Swathi Kotte , pp. 66. ING/School of Engineering, 2011.
Echo cancellation in voice communication is a process of removing the echo to improve the clarity, quality of the voice signals by suppressing the silence signal which prevents echoes during transmission through networks. There are two types of echo in voice communication: Hybrid echo cancellation and Acoustic echo cancellation. Hybrid echo is generated by the reflection of electrical energy by a device called Hybrid. Echo suppressor’s helps to minimize the hybrid echo’s to produce clarity voice signals. The coupling problems between the telephony speaker and its microphone lead to the acoustic echo’s. The direct sound from the loud speaker enters into the microphone almost unaltered this is called direct acoustic path Echo. These echoes may be caused by cross talks or by echo in caller surroundings. These disturbances vary depending on environmental preliminaries such as ventilators, fans, walls and other disturbing sources.
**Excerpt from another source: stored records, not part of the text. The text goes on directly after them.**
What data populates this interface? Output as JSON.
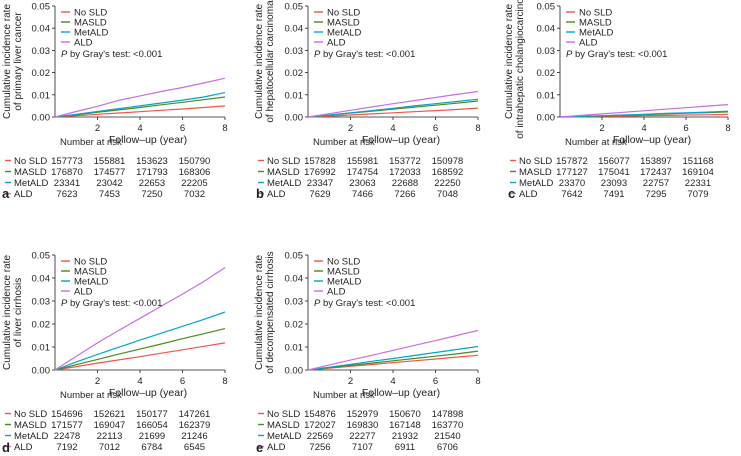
{
  "chart_data": [
    {
      "type": "line",
      "panel_letter": "a",
      "ylabel_lines": [
        "Cumulative incidence rate",
        "of primary liver cancer"
      ],
      "xlabel": "Follow–up (year)",
      "xlim": [
        0,
        8
      ],
      "ylim": [
        0,
        0.05
      ],
      "xticks": [
        "2",
        "4",
        "6",
        "8"
      ],
      "yticks": [
        "0.00",
        "0.01",
        "0.02",
        "0.03",
        "0.04",
        "0.05"
      ],
      "annotation_p": "P",
      "annotation_rest": " by Gray's test: <0.001",
      "risk_title": "Number at risk",
      "series": [
        {
          "name": "No SLD",
          "color": "#f0564e",
          "x": [
            0,
            1,
            2,
            3,
            4,
            5,
            6,
            7,
            8
          ],
          "y": [
            0,
            0.0006,
            0.0012,
            0.0018,
            0.0024,
            0.003,
            0.0036,
            0.0043,
            0.005
          ],
          "at_risk": [
            "157773",
            "155881",
            "153623",
            "150790"
          ]
        },
        {
          "name": "MASLD",
          "color": "#4b8a1d",
          "x": [
            0,
            1,
            2,
            3,
            4,
            5,
            6,
            7,
            8
          ],
          "y": [
            0,
            0.001,
            0.0021,
            0.0032,
            0.0043,
            0.0055,
            0.0066,
            0.0078,
            0.009
          ],
          "at_risk": [
            "176870",
            "174577",
            "171793",
            "168306"
          ]
        },
        {
          "name": "MetALD",
          "color": "#00a6c8",
          "x": [
            0,
            1,
            2,
            3,
            4,
            5,
            6,
            7,
            8
          ],
          "y": [
            0,
            0.0012,
            0.0025,
            0.0038,
            0.005,
            0.0063,
            0.0076,
            0.009,
            0.011
          ],
          "at_risk": [
            "23341",
            "23042",
            "22653",
            "22205"
          ]
        },
        {
          "name": "ALD",
          "color": "#c96ee0",
          "x": [
            0,
            1,
            2,
            3,
            4,
            5,
            6,
            7,
            8
          ],
          "y": [
            0,
            0.0025,
            0.0048,
            0.0075,
            0.0095,
            0.0115,
            0.0133,
            0.0153,
            0.0175
          ],
          "at_risk": [
            "7623",
            "7453",
            "7250",
            "7032"
          ]
        }
      ]
    },
    {
      "type": "line",
      "panel_letter": "b",
      "ylabel_lines": [
        "Cumulative incidence rate",
        "of hepatocellular carcinoma"
      ],
      "xlabel": "Follow–up (year)",
      "xlim": [
        0,
        8
      ],
      "ylim": [
        0,
        0.05
      ],
      "xticks": [
        "2",
        "4",
        "6",
        "8"
      ],
      "yticks": [
        "0.00",
        "0.01",
        "0.02",
        "0.03",
        "0.04",
        "0.05"
      ],
      "annotation_p": "P",
      "annotation_rest": " by Gray's test: <0.001",
      "risk_title": "Number at risk",
      "series": [
        {
          "name": "No SLD",
          "color": "#f0564e",
          "x": [
            0,
            1,
            2,
            3,
            4,
            5,
            6,
            7,
            8
          ],
          "y": [
            0,
            0.0004,
            0.0009,
            0.0014,
            0.0019,
            0.0024,
            0.0029,
            0.0034,
            0.004
          ],
          "at_risk": [
            "157828",
            "155981",
            "153772",
            "150978"
          ]
        },
        {
          "name": "MASLD",
          "color": "#4b8a1d",
          "x": [
            0,
            1,
            2,
            3,
            4,
            5,
            6,
            7,
            8
          ],
          "y": [
            0,
            0.0008,
            0.0017,
            0.0026,
            0.0035,
            0.0044,
            0.0053,
            0.0062,
            0.0072
          ],
          "at_risk": [
            "176992",
            "174754",
            "172033",
            "168592"
          ]
        },
        {
          "name": "MetALD",
          "color": "#00a6c8",
          "x": [
            0,
            1,
            2,
            3,
            4,
            5,
            6,
            7,
            8
          ],
          "y": [
            0,
            0.0009,
            0.0019,
            0.0029,
            0.0039,
            0.005,
            0.006,
            0.007,
            0.008
          ],
          "at_risk": [
            "23347",
            "23063",
            "22688",
            "22250"
          ]
        },
        {
          "name": "ALD",
          "color": "#c96ee0",
          "x": [
            0,
            1,
            2,
            3,
            4,
            5,
            6,
            7,
            8
          ],
          "y": [
            0,
            0.0015,
            0.003,
            0.0045,
            0.006,
            0.0074,
            0.0088,
            0.0102,
            0.0115
          ],
          "at_risk": [
            "7629",
            "7466",
            "7266",
            "7048"
          ]
        }
      ]
    },
    {
      "type": "line",
      "panel_letter": "c",
      "ylabel_lines": [
        "Cumulative incidence rate",
        "of intrahepatic cholangiocarcinoma"
      ],
      "xlabel": "Follow–up (year)",
      "xlim": [
        0,
        8
      ],
      "ylim": [
        0,
        0.05
      ],
      "xticks": [
        "2",
        "4",
        "6",
        "8"
      ],
      "yticks": [
        "0.00",
        "0.01",
        "0.02",
        "0.03",
        "0.04",
        "0.05"
      ],
      "annotation_p": "P",
      "annotation_rest": " by Gray's test: <0.001",
      "risk_title": "Number at risk",
      "series": [
        {
          "name": "No SLD",
          "color": "#f0564e",
          "x": [
            0,
            1,
            2,
            3,
            4,
            5,
            6,
            7,
            8
          ],
          "y": [
            0,
            0.0001,
            0.0003,
            0.0004,
            0.0006,
            0.0007,
            0.0009,
            0.001,
            0.0012
          ],
          "at_risk": [
            "157872",
            "156077",
            "153897",
            "151168"
          ]
        },
        {
          "name": "MASLD",
          "color": "#4b8a1d",
          "x": [
            0,
            1,
            2,
            3,
            4,
            5,
            6,
            7,
            8
          ],
          "y": [
            0,
            0.0002,
            0.0005,
            0.0008,
            0.0011,
            0.0014,
            0.0017,
            0.002,
            0.0023
          ],
          "at_risk": [
            "177127",
            "175041",
            "172437",
            "169104"
          ]
        },
        {
          "name": "MetALD",
          "color": "#00a6c8",
          "x": [
            0,
            1,
            2,
            3,
            4,
            5,
            6,
            7,
            8
          ],
          "y": [
            0,
            0.0003,
            0.0006,
            0.0009,
            0.0012,
            0.0016,
            0.0019,
            0.0022,
            0.0026
          ],
          "at_risk": [
            "23370",
            "23093",
            "22757",
            "22331"
          ]
        },
        {
          "name": "ALD",
          "color": "#c96ee0",
          "x": [
            0,
            1,
            2,
            3,
            4,
            5,
            6,
            7,
            8
          ],
          "y": [
            0,
            0.0007,
            0.0014,
            0.0021,
            0.0028,
            0.0035,
            0.0042,
            0.0049,
            0.0056
          ],
          "at_risk": [
            "7642",
            "7491",
            "7295",
            "7079"
          ]
        }
      ]
    },
    {
      "type": "line",
      "panel_letter": "d",
      "ylabel_lines": [
        "Cumulative incidence rate",
        "of liver cirrhosis"
      ],
      "xlabel": "Follow–up (year)",
      "xlim": [
        0,
        8
      ],
      "ylim": [
        0,
        0.05
      ],
      "xticks": [
        "2",
        "4",
        "6",
        "8"
      ],
      "yticks": [
        "0.00",
        "0.01",
        "0.02",
        "0.03",
        "0.04",
        "0.05"
      ],
      "annotation_p": "P",
      "annotation_rest": " by Gray's test: <0.001",
      "risk_title": "Number at risk",
      "series": [
        {
          "name": "No SLD",
          "color": "#f0564e",
          "x": [
            0,
            1,
            2,
            3,
            4,
            5,
            6,
            7,
            8
          ],
          "y": [
            0,
            0.0015,
            0.003,
            0.0044,
            0.0058,
            0.0073,
            0.0088,
            0.0103,
            0.0118
          ],
          "at_risk": [
            "154696",
            "152621",
            "150177",
            "147261"
          ]
        },
        {
          "name": "MASLD",
          "color": "#4b8a1d",
          "x": [
            0,
            1,
            2,
            3,
            4,
            5,
            6,
            7,
            8
          ],
          "y": [
            0,
            0.0023,
            0.0046,
            0.0069,
            0.0091,
            0.0113,
            0.0136,
            0.0158,
            0.018
          ],
          "at_risk": [
            "171577",
            "169047",
            "166054",
            "162379"
          ]
        },
        {
          "name": "MetALD",
          "color": "#00a6c8",
          "x": [
            0,
            1,
            2,
            3,
            4,
            5,
            6,
            7,
            8
          ],
          "y": [
            0,
            0.0035,
            0.0068,
            0.0099,
            0.013,
            0.016,
            0.019,
            0.022,
            0.0252
          ],
          "at_risk": [
            "22478",
            "22113",
            "21699",
            "21246"
          ]
        },
        {
          "name": "ALD",
          "color": "#c96ee0",
          "x": [
            0,
            1,
            2,
            3,
            4,
            5,
            6,
            7,
            8
          ],
          "y": [
            0,
            0.006,
            0.0118,
            0.0172,
            0.0225,
            0.0278,
            0.033,
            0.0385,
            0.0445
          ],
          "at_risk": [
            "7192",
            "7012",
            "6784",
            "6545"
          ]
        }
      ]
    },
    {
      "type": "line",
      "panel_letter": "e",
      "ylabel_lines": [
        "Cumulative incidence rate",
        "of decompensated cirrhosis"
      ],
      "xlabel": "Follow–up (year)",
      "xlim": [
        0,
        8
      ],
      "ylim": [
        0,
        0.05
      ],
      "xticks": [
        "2",
        "4",
        "6",
        "8"
      ],
      "yticks": [
        "0.00",
        "0.01",
        "0.02",
        "0.03",
        "0.04",
        "0.05"
      ],
      "annotation_p": "P",
      "annotation_rest": " by Gray's test: <0.001",
      "risk_title": "Number at risk",
      "series": [
        {
          "name": "No SLD",
          "color": "#f0564e",
          "x": [
            0,
            1,
            2,
            3,
            4,
            5,
            6,
            7,
            8
          ],
          "y": [
            0,
            0.0008,
            0.0016,
            0.0024,
            0.0032,
            0.004,
            0.0048,
            0.0056,
            0.0064
          ],
          "at_risk": [
            "154876",
            "152979",
            "150670",
            "147898"
          ]
        },
        {
          "name": "MASLD",
          "color": "#4b8a1d",
          "x": [
            0,
            1,
            2,
            3,
            4,
            5,
            6,
            7,
            8
          ],
          "y": [
            0,
            0.001,
            0.002,
            0.003,
            0.004,
            0.005,
            0.006,
            0.007,
            0.0082
          ],
          "at_risk": [
            "172027",
            "169830",
            "167148",
            "163770"
          ]
        },
        {
          "name": "MetALD",
          "color": "#00a6c8",
          "x": [
            0,
            1,
            2,
            3,
            4,
            5,
            6,
            7,
            8
          ],
          "y": [
            0,
            0.0012,
            0.0025,
            0.0038,
            0.005,
            0.0063,
            0.0076,
            0.0089,
            0.0102
          ],
          "at_risk": [
            "22569",
            "22277",
            "21932",
            "21540"
          ]
        },
        {
          "name": "ALD",
          "color": "#c96ee0",
          "x": [
            0,
            1,
            2,
            3,
            4,
            5,
            6,
            7,
            8
          ],
          "y": [
            0,
            0.0022,
            0.0043,
            0.0064,
            0.0085,
            0.0107,
            0.0128,
            0.015,
            0.0172
          ],
          "at_risk": [
            "7256",
            "7107",
            "6911",
            "6706"
          ]
        }
      ]
    }
  ]
}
The main objective of this research is to present acoustic echo cancellation design methods. We investigate two parts of echo cancellation design: In the first part we focus on echo cancellation for sinusoidal signal using different algorithms like Least mean square algorithm(LMS),Leaky Least Mean Square (LLMS) Algorithm, Normalized Mean Square (NLMS) Algorithm, and Recursive Least Square(RLS) Algorithm based on different parameters .The second part our work focus on the robustness of Acoustic Echo Canceller(AEC) in the presence of interference with regards to the near end speech theory and implementation aspects for acoustic echo cancellation. This paper presents the comparison between different adaptive filter usages in acoustic echo cancellation. This comparison includes the cancellation of acoustic echo generated in room using different adaptive filter like least mean square (LMS) Algorithm, Leaky Least mean square (LLMS) Algorithm, Normalized Least Mean Square (NLMS) Algorithm and Recursive Least Square (RLS) Algorithm and we also take an input sinusoidal signal and add additive white Gaussian noise and compare this results with the speech signal based on different parameters. We observe the different parameters like Echo Return Loss Enhancement (ERLE), signal to noise ratio, comparing ERLE with different filter parameters, comparing ERLE with filter length and computational complexity. We show a number of experimental results to illustrate the performance of the proposed algorithms and from the results we observe that ERLE value is high for LMS, LLMS algorithm, SNR values is high for NLMS algorithm, different filter parameters are compared with the ERLE and maximum values are estimated. The simulation part is done in MATLAB and the output results are plotted.